Young Australian World Rally Championship rookie Molly Taylor has begun three days of testing for a place in the inaugural FIA Institute Young Driver Excellence Academy.
Eighteen drivers are taking part in the shoot-out for one of 10 places in the Academy. They started the week being put through their paces on the track, at the gym and in the classroom with a variety of driving, fitness and team-building tests.
Taylor, 22, already has an exciting year lined up, as one of just six young drivers to win a ‘scholarship’ to take part in the FIA WRC Academy, a sub-series of the elite World Rally Championship, along with fellow Australian, Brendan Reeves.
The WRC Academy is a specially tailored training program designed to develop the best young rally drivers into world-class competitors. They will contest six European rounds of the world series in identical Fiesta R2s.
But the Academy is something different again. Its goal is to prepare young drivers to compete at the top of their sport, to increase skills in the area of driver and road safety and to actively promote safety, fairness and responsibility both on and off the track. The successful 10 for the inaugural program will be announced later this week.
“This programme represents a major breakthrough in motor sport training,” says the Institute’s performance manager and former F1 driver, Alex Wurz.
“Even at the highest level, among some of my colleagues in Formula One, I have seen them relying only on their driving and not realising the potential that an initiative like this unlocks.”
The driving elements of the day included an examination of various skills behind the wheel before the participants moved to the gym where they were put through a mixture of exercises to test muscle strength and endurance for the key areas associated with high performance motor sport athletes.
Intelligence, common sense and the ability to multi-task came to the fore in the classroom, where the 18 drivers were set a variety of team assignments, including producing a paper aeroplane capable of flying 10 metres, solving equations for fuel loads and answering complex questions.
The next stage of the assessment is designed to see how each competitor improves in each area and how they cope with the possibility of someone else being better – and worse – at each test than they are.
“Today was hard work but I got a huge amount out of it,” says Taylor.

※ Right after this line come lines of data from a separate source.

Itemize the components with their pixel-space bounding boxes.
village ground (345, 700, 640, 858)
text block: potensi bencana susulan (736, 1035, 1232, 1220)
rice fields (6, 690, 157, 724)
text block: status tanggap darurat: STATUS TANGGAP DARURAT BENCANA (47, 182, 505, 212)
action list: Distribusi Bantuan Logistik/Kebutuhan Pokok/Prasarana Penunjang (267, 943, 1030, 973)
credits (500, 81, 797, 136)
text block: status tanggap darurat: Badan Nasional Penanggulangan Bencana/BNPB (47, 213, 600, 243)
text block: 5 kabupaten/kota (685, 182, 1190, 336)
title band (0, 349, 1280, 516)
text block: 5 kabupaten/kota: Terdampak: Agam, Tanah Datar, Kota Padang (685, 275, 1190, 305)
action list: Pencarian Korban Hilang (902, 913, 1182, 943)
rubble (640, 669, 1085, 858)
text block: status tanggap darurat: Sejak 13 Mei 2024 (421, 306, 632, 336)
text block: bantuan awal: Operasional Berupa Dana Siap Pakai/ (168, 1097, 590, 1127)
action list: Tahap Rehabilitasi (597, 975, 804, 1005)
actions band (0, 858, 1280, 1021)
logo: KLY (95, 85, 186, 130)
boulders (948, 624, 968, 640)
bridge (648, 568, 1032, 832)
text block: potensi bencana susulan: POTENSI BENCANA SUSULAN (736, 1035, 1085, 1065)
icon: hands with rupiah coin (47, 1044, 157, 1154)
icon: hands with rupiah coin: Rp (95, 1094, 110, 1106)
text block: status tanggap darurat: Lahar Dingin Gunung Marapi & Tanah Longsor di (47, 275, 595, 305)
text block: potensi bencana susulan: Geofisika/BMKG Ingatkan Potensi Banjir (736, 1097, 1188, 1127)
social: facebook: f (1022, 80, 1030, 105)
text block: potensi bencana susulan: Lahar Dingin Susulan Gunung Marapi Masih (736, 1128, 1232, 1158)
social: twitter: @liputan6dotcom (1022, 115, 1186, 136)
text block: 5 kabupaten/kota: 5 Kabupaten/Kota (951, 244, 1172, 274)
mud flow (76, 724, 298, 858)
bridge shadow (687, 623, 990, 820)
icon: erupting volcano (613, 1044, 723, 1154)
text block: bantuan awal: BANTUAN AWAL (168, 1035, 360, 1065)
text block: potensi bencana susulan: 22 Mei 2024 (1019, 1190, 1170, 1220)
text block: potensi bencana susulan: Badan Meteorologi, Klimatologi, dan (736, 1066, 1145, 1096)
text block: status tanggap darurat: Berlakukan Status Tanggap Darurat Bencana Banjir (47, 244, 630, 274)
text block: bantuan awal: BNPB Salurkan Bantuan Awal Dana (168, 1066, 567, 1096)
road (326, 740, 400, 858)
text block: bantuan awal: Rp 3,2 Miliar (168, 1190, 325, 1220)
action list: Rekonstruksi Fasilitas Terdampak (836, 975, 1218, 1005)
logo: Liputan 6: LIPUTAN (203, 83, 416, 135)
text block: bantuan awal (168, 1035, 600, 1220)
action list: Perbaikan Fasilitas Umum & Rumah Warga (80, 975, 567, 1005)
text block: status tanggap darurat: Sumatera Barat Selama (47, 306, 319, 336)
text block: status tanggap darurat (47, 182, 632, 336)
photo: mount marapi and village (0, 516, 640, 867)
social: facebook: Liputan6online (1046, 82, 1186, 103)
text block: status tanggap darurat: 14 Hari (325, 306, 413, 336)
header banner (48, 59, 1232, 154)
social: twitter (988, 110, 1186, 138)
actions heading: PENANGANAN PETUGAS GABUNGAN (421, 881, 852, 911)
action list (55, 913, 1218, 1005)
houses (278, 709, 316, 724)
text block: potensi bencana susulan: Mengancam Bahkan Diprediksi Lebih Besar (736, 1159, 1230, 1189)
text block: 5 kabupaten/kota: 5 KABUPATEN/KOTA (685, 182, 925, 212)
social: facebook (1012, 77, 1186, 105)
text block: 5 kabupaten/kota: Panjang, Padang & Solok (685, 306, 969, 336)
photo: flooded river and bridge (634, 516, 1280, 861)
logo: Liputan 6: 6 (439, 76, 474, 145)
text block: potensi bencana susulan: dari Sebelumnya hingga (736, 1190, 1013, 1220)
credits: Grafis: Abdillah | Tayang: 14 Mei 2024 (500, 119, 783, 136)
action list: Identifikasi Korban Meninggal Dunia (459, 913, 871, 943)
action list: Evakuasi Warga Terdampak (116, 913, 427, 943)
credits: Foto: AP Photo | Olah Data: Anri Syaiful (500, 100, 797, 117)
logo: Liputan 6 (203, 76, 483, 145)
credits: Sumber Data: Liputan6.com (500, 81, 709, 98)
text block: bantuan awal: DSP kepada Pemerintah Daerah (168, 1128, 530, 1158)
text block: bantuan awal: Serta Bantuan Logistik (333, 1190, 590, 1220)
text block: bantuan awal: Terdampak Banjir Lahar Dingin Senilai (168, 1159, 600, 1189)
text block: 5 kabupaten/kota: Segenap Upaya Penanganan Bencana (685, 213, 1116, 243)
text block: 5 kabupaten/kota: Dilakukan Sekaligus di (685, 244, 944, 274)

“It’s always good to be put in these environments, surrounded by so many competitive people, to be really thrown in at the deep end. For me, I’m very overwhelmed by the company that I’m in, so it’s easy to feel a bit intimidated by that, but you can learn a lot from those people. You have to perform under pressure and that’s everything you do on the stage in a rally.
“I came over to the UK to throw everything I had into a motor sport career and an opportunity like this, to be part of a new initiative with the FIA Institute is great. I don’t have a huge budget, so to have the potential to have access to people with so much experience is a fantastic way to try and further my career.”